Gazzetto Dello Sport has a nicely chalked out primer Monopoly board on Calciopoli including recent developments. In an ideal world, the perpetrators would be facing considerable amounts of time in jail without bail.
The Calciopoli scandal which engulfed the Serie in May 2006 exposed the web of match fixing and rigged refereeing in the Italian league. It led to Juventus losing the Scudetto and relegated to Serie B. Fiorentina, Lazio, and AC Milan were the other clubs docked points.
However, four years later, the reverberations of Calciopoli are still being felt with the revelation that more clubs were involved.
The disgraced Juve general manager, Luciano Moggi has come up with 74 such phone taps that implicate not just Inter but the presidents of Palermo, Reggina, Cagliari, and Bologna who were in contact with FIGC referee designators. The biggest fish obviously is Inter because they benefited most from Juve’s fall by being awarded the 2005 Scudetto.
Lawyer Paolo Trofino, defending Moggi, manager dropped that bombshell last month.
He read part of what he called “the mother of all phone calls.” Giacinto Facchetti, Inter’s president at that time talking on the phone to Paolo Bergamo and saying, “Put in Collina, into the grid for the draw.” Bergamo is one of the referee designators.
The Collina reference is the most obvious one in a series of phone calls between Fachetti had with Bergamo and Pierluigi Pairetto, another designator. But there are others to Gennaro Mazzei in charge of assistants, Massimo De Santis, a former referee, Francisco Ghirelli, the FIGC secretary, and Tullio Lanese, the former president of the Italian Referee Association. The phone calls took place between 2004 and 2005. All the above mentioned except Pierluigi Collina were charged following Calciopoli and given varying sentences.
In one call Bergamo refers to Nicola Ayroldi, a linesman recently in the news for officiating a recent Fiorentina vs Inter match and then engaging in a small celebration after the match ended in a draw. The gesture did not escape the eagle eyed Jose Mourinho who instantly surrounded the linesman and demanded an explanation. It is commonly believed that Ayroldi is a Rossoneri fan.
Another call states that Paparesta was well prepared. Gianluigi Paparesta was a referee implicated in Calciopoli in 2006 and stripped off refereeing duties. So was Silvio Gemignani and Salvatore Racalbuto, two other referees named in the phone calls. In yet another call, “Trefeloni is calm and available.” Matteo Trefoloni was the referee who caused quite a stir sending off Michael Beauchamp, instead of Mikael Jacobsen, for a foul on Rangers striker Georgios Samaras, in a Champions League match against Aalborg last season.
Facchetti talks to Mazzei asking him to,” choose well the assistants for the Saturday game.” With Pairetto, “In the message, did you inform Trefoloni these are private matters.”
These are indications that Calciopoli was not just a scandal, it was a way of life in Italian football with its cozy connections with referee arbitrators and match officials.

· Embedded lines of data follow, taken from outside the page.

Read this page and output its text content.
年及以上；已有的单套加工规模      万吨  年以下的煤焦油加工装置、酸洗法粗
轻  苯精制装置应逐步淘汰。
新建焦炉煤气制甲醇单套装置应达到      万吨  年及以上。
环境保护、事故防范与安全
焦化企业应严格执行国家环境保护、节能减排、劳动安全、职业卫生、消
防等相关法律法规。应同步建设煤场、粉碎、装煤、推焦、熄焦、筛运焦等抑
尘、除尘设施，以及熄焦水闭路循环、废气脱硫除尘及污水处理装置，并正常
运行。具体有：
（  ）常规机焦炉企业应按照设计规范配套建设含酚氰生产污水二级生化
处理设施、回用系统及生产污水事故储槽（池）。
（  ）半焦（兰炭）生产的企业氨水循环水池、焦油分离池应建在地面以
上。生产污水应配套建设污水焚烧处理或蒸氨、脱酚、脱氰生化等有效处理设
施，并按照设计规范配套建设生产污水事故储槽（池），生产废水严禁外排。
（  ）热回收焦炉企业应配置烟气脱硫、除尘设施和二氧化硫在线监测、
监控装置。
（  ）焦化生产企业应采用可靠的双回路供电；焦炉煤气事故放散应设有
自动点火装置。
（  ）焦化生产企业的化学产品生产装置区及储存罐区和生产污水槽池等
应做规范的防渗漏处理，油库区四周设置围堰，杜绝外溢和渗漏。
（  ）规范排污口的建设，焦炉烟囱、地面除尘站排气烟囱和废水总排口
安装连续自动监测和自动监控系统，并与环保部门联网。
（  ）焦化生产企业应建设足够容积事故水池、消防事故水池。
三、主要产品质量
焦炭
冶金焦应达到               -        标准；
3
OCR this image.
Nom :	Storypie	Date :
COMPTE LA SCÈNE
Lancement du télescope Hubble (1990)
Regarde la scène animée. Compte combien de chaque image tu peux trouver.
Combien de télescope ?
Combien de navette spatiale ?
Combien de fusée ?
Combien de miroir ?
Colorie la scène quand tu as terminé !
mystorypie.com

After all it is only a scandal, if a few get away with it. What if the whole system is rigged to benefit all. That might be what Moggi is telling us this with these new revelations. He most obviously took the fall. But still one would be dismayed at the prospect of the great Giacinto Facchetti, a player as clean as a whistle in his Inter career, being exposed as yet another idol with feet of clay. Where have you gone Joe Di Maggio? A nation turns its lonely eyes at you.
The expansion of the investigation takes place just a month before the World Cup in the same way Calciopoli hit a month before the 2006 edition. It led to the alleged suicide attempt of Gianluca Pessotto, Juve’s vice president causing turmoil amongst the Juve members of the squad. Captain Fabio Cannavaro, a close friend of Pessotto returned for a brief time in the midst of the campaign to offer solace.
The Gazzetta primer is a great read. It is in Italian but hopefully the website might carry an English translation soon.